Barring the stocks of Tata Power and Tata Steel that lost wealth for its investors, most of the stocks that mutual funds presently hold were ones that have been deriving value over the years.
How mutual funds built positions
But what exactly did mutual funds do with these stocks in the recent past? Did they increase their stakes or reduce them and what did these stocks return in the last 6 months and 1 year? For this, we took some key stocks, where the MF industry, as a whole, held exposure of Rs 100 crore or above in each stock.
Table II has a good story to tell on how funds increase or decrease stakes.
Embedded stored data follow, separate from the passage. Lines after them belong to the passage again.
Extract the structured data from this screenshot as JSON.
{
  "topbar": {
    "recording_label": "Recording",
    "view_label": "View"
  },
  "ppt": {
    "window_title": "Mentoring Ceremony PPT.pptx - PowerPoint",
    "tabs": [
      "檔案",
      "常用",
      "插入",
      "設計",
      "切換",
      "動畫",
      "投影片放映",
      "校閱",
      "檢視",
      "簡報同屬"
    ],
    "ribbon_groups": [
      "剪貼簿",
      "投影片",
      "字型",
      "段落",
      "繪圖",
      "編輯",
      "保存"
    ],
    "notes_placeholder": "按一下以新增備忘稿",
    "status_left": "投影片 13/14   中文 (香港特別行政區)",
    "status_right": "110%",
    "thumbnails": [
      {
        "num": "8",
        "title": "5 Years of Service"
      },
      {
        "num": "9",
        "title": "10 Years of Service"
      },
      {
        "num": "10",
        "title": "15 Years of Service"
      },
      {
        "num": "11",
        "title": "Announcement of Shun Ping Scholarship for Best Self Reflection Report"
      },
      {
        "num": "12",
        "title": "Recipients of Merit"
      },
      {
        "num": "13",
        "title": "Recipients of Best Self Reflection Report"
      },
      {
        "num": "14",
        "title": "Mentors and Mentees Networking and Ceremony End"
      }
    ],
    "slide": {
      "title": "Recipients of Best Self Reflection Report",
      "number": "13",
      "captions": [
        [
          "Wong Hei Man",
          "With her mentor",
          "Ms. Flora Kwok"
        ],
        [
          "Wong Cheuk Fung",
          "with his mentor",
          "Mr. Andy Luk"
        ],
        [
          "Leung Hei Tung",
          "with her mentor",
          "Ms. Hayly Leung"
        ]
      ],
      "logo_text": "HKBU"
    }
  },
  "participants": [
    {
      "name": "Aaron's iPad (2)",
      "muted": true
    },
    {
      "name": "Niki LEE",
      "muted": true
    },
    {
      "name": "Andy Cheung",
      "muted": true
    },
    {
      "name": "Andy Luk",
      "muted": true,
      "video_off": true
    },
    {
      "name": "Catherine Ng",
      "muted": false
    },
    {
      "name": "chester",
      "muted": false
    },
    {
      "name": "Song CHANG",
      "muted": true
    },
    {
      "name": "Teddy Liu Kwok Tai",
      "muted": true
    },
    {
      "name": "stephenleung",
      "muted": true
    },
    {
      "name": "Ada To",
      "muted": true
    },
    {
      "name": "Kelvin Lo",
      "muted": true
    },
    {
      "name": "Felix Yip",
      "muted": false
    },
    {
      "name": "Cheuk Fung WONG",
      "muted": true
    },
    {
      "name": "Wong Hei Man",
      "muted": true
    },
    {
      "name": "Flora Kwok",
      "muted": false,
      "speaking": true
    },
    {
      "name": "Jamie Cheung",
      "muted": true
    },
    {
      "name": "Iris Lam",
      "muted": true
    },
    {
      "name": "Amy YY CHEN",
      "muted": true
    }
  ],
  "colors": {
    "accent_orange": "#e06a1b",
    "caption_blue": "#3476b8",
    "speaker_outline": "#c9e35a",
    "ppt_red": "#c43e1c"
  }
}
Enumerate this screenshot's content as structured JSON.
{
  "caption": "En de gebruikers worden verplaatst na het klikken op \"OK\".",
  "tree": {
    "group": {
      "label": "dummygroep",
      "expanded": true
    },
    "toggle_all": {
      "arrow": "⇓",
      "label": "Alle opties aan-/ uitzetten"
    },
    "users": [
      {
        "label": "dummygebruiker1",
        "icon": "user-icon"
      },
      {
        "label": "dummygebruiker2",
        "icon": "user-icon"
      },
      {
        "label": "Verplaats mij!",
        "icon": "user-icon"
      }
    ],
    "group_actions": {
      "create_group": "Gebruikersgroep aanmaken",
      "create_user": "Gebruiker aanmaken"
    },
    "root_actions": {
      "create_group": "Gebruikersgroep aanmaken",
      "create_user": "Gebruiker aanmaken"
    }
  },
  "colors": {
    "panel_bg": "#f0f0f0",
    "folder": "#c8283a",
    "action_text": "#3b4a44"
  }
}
If you see stocks such as Tata Coffee or Tata Steel that saw a commodity upturn, mutual funds have been quick to spot it and increase stakes.
The returns in the last year, in these stocks, have also been sound. Then there are also companies such as Tata Chemicals, Tata Power or Indian Hotels or Tata Steel (commodity upturn aside) that were streamlining businesses or selling non-core businesses; with markets rewarding the stocks for cleaning up and getting leaner. Other stories such as Voltas were cases of turnaround in sector fortunes. In other words, much of these returns were driven by better fundamentals or perception of improving fundamentals.
Even as the markets rewarded many of these impending turnaround stories, the allegations thrown by Mistry has equally dented them. A letter by Mistry stating that a write down of Rs 1,18,000 crore may be warranted, over time, in some of the market favourite companies such as Tata Motors, Tata Steel Tata Power Indian Hotels and Tata Tele, citing practices that include aggressive accounting that deferred losses and inflated assets in books, is no small allegation. However, much of these are subjective based on perception of ‘fair valuation’ and none of these are yet validated or proved.
Fund holding
Contrary to your fears, there are several aspects of this shake up (as far as MF holding is concerned) that could provide some cheer to you and at the same time also remind you how prudent diversification strategies by funds pay off.
First, while mutual funds hold several Tata stocks, as can be seen from the first table, their holding is not high except in a couple of stocks, the highest among them being Tata Motors DVR. This stock, particularly, delivered handsome gains for funds and have seen funds reducing stakes in it (see table II). In fact, in a good number of stocks (barring Tata Power), fund houses have already generated returns (Trent, Tata Communications) and booked profits by reducing stakes.
Second, the exposure in the Tata Stocks is so widely dispersed across many schemes that the impact of the recent fall has not been significant in individual schemes thus far. For example: as seen from the first table about 316 schemes hold Tata Motors while 182 schemes hold Tata Steel. The holding by the fund industry in fundamentally weak companies such as Tata Steel is only 9.2%
If funds held any of these stocks, it is natural that they took a hit as markets reacted; how much depends on their holding. For example, a fund like Reliance Tax Saver, that held 5.8% in Tata Steel as well as a 1.6% holding in Trent fell by 1.6% in the last 2 days (October 24-26). While Franklin India High Growth companies, with a 5.2% stake in Tata Motors DVR fell by 0.8%. Even the concentrated logistics fund, UTI Transportation and Logistics with a 9.3% stake in Tata Motors fell by just 0.5% in these 2 days. The Nifty, itself fell 1.1% from close of Monday.
What should you do?
Should you panic about all this? Not really. Most of the stocks that mutual funds hold is backed by fundamentals and fund managers would likely take a call on whether to buy into dips in certain stocks, based on the fall as well as analysing the impact of the allegations. These companies have their own boards and full time directors and are not run on a day-to-day basis by the Chairman of the group.
As such, if you are a mutual fund investor, you should take comfort from the fact that there are fund managers to do the job of adding or weeding stocks for you. Hence, we’d say – stay tuned to the unravelling mystery (as a popular newspaper put it) and tune off from watching your fund’s day-to-day gyrations. The onus is on your fund managers.
We’ll keep you posted periodically if the events have further impact on your funds.